Speculation is growing that Rightmove could drop out of the prestigious FTSE-100 within the next few days as the stock exchange index undergoes a reassessment of entries.
The financial services publication Mortgage Strategy cites investment advisory service the Share Centre as saying Rightmove is in pole position to drop out of the FTSE-100 as a result of the portal’s recent share price dip and longer-term uncertainty over the housing market and the wider economy.
Such a move is not in itself a critical reflection of the portal or its future prospects; other currently-listed FTSE-100 companies named as facing possible removal from the index is Direct Line, Royal Mail and Marks & Spencer.
The FTSE-100 consists of the 100 largest companies by market capitalisation listed on the London Stock Exchange; the level of the overall FTSE-100 index is measured on the basis of the total market capitalisation of its entries, as well as the index value, so there is a vested interest in reviewing entries to ensure only the largest firms are included.

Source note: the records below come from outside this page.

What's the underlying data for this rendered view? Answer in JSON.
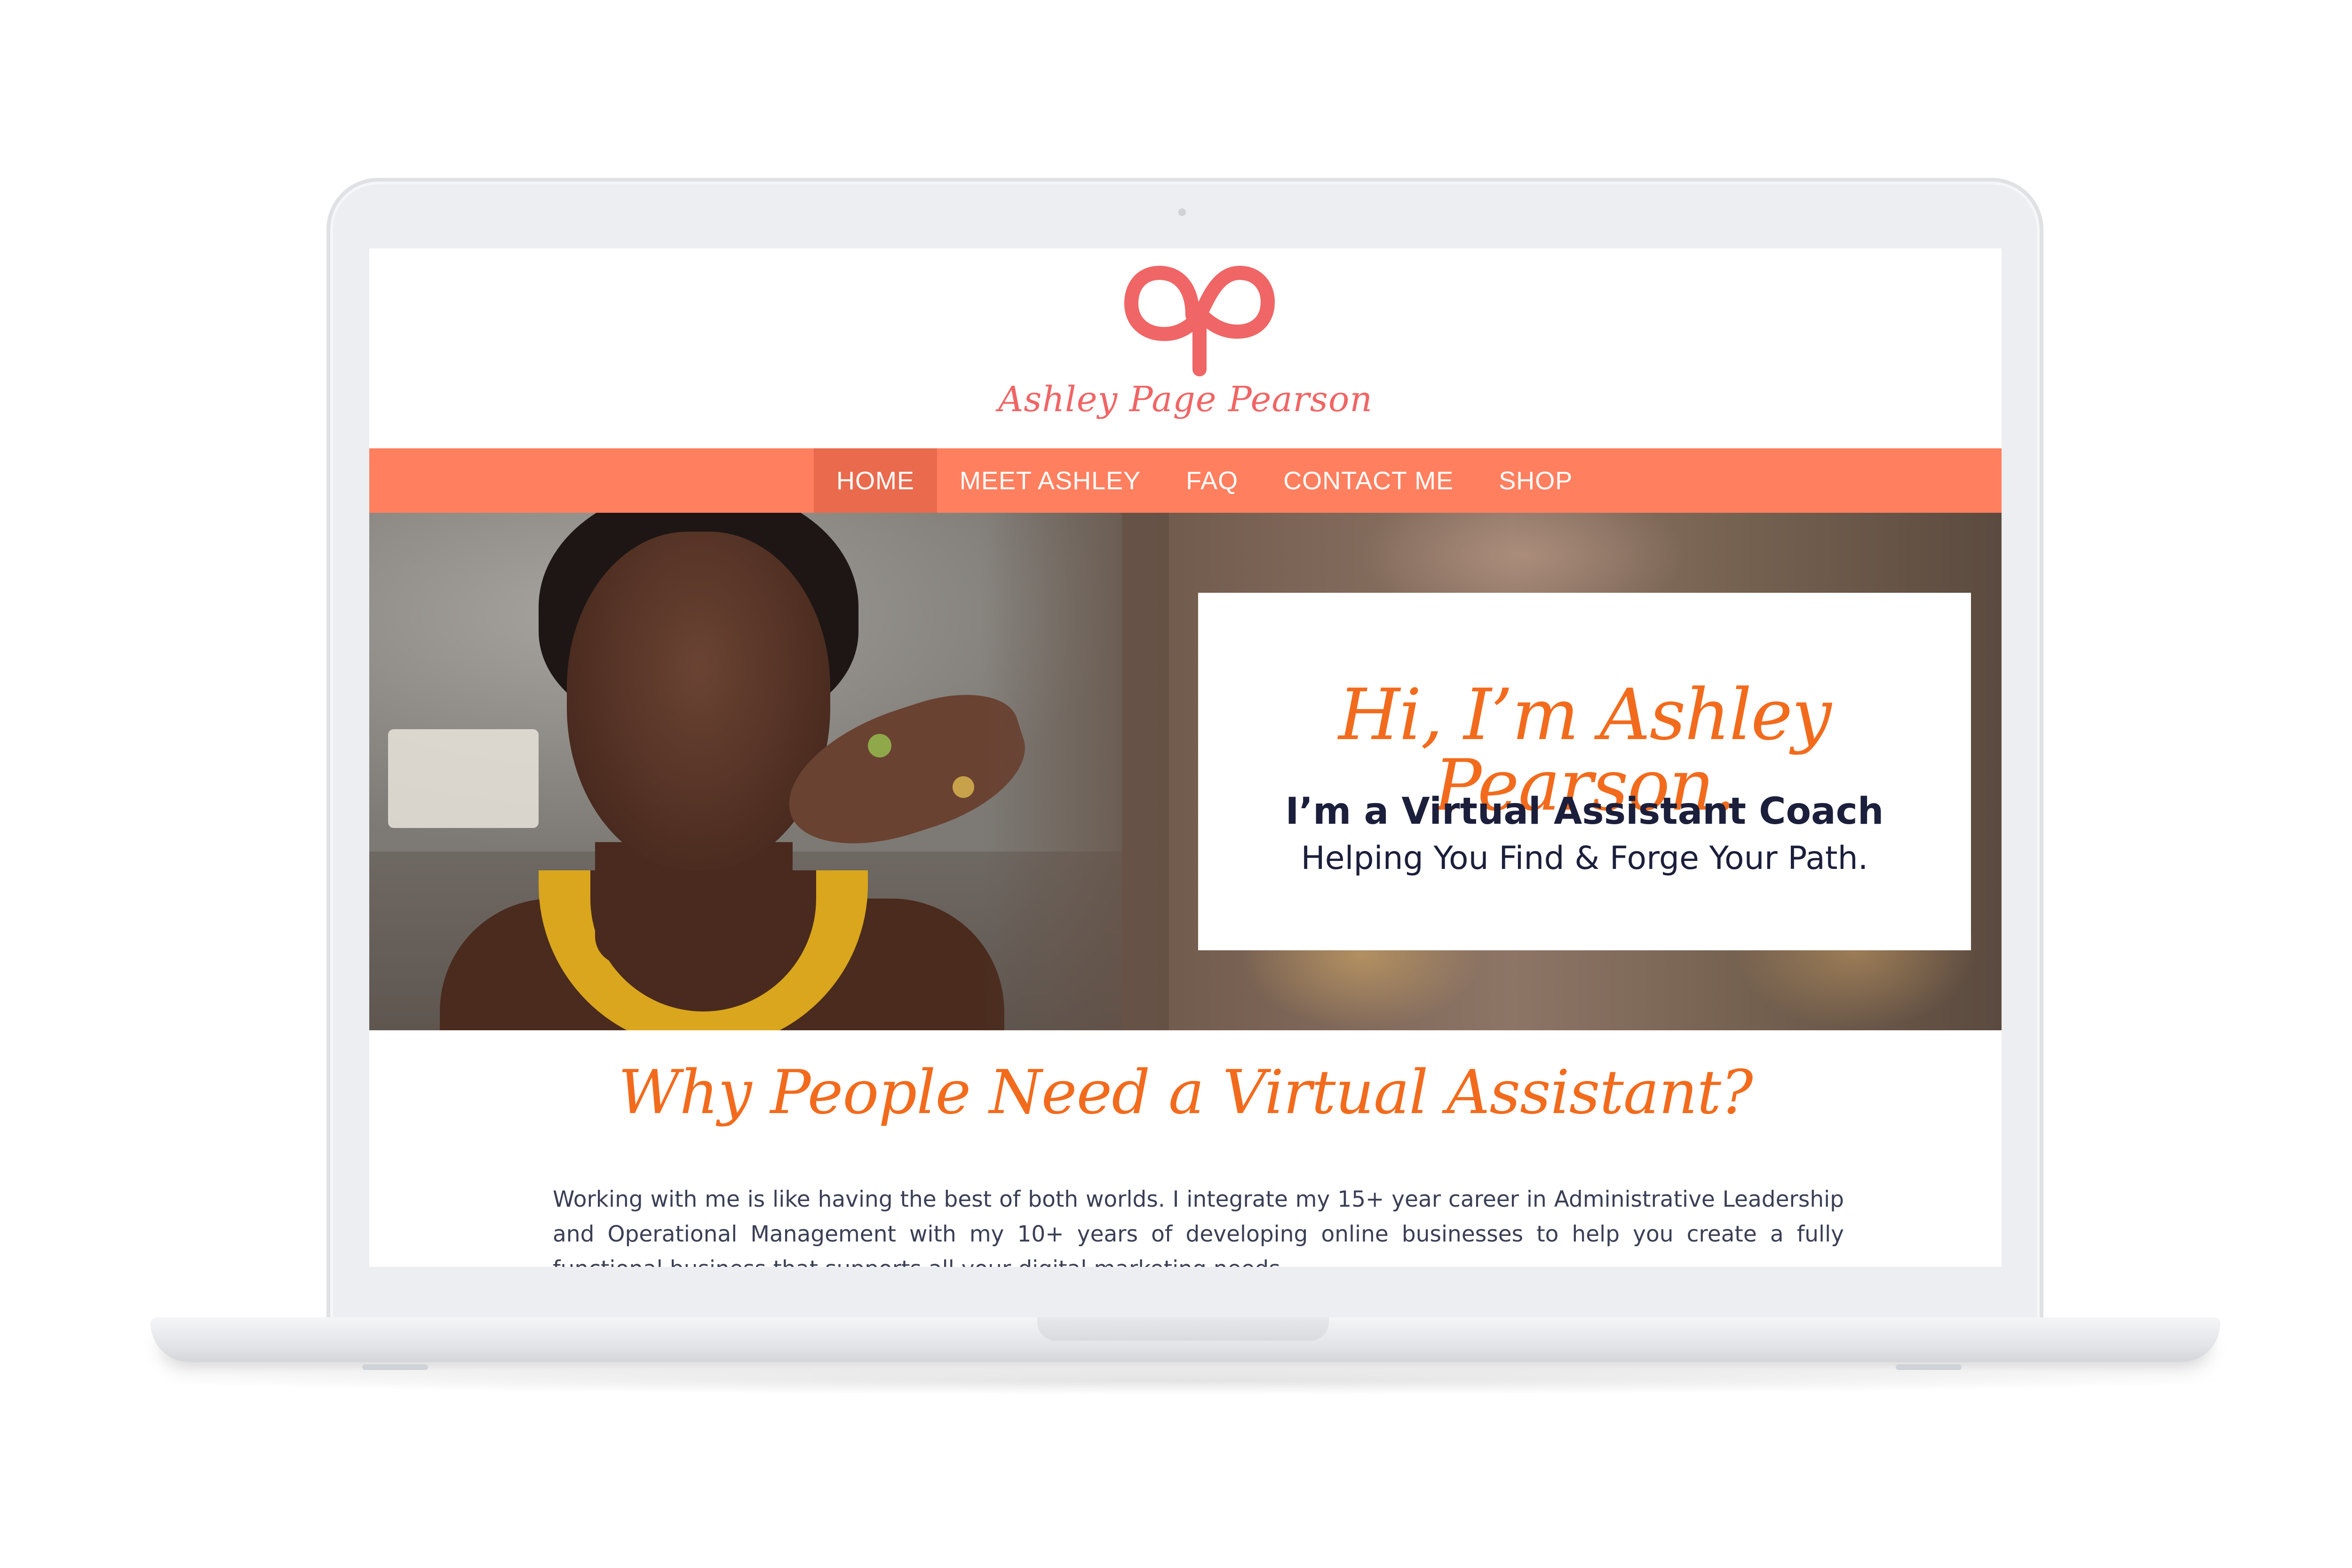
{
  "brand": {
    "name": "Ashley Page Pearson",
    "logo_color": "#f06565"
  },
  "nav": {
    "items": [
      {
        "label": "HOME",
        "active": true
      },
      {
        "label": "MEET ASHLEY",
        "active": false
      },
      {
        "label": "FAQ",
        "active": false
      },
      {
        "label": "CONTACT ME",
        "active": false
      },
      {
        "label": "SHOP",
        "active": false
      }
    ],
    "bar_color": "#ff7f5f",
    "active_color": "#e96a4d"
  },
  "hero": {
    "greeting": "Hi, I’m Ashley Pearson.",
    "role": "I’m a Virtual Assistant Coach",
    "tagline": "Helping You Find & Forge Your Path."
  },
  "why": {
    "heading": "Why People Need a Virtual Assistant?",
    "body": "Working with me is like having the best of both worlds. I integrate my 15+ year career in Administrative Leadership and Operational Management with my 10+ years of developing online businesses to help you create a fully functional business that supports all your digital marketing needs."
  },
  "colors": {
    "accent": "#f26b1d",
    "text_dark": "#1b1f3b"
  }
}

Companies dropping from the FTSE-100 then typically go into the FTSE-250 - this is not, contrary to popular perception, the top 250 companies - it is in fact the ‘next largest’ 250 companies after those in the FTSE-100.
Despite the possible change of status, Rightmove remains hugely successful: it floated on the London Stock Exchange on March 15 2006 and in recent years has reported an increase in both profits and revenue.
However, market analysts have expressed growing concern over the long-term future of portals such as Rightmove.
At the end of July we reported that international portal analyst Mike DelPrete was raising question marks over the long-term profitability of Rightmove under its current strategy; at the start of August, investment service Berenberg cut its rating on Rightmove shares to 'buy' from 'hold' and cut its price target for the share.
"We have for some time been of the view that a business model so reliant on price increases is ripe for disruption” Berenberg analysts said at the time.
"Clearly, Rightmove has built a position whereby it has strong pricing power and highly recurring revenues ... However, with traditional agents margins under pressure from a whole host of structural factors, macro uncertainties and increasing competitive pressures we believe the current share price and consensus estimates fail to appropriately reflect reality."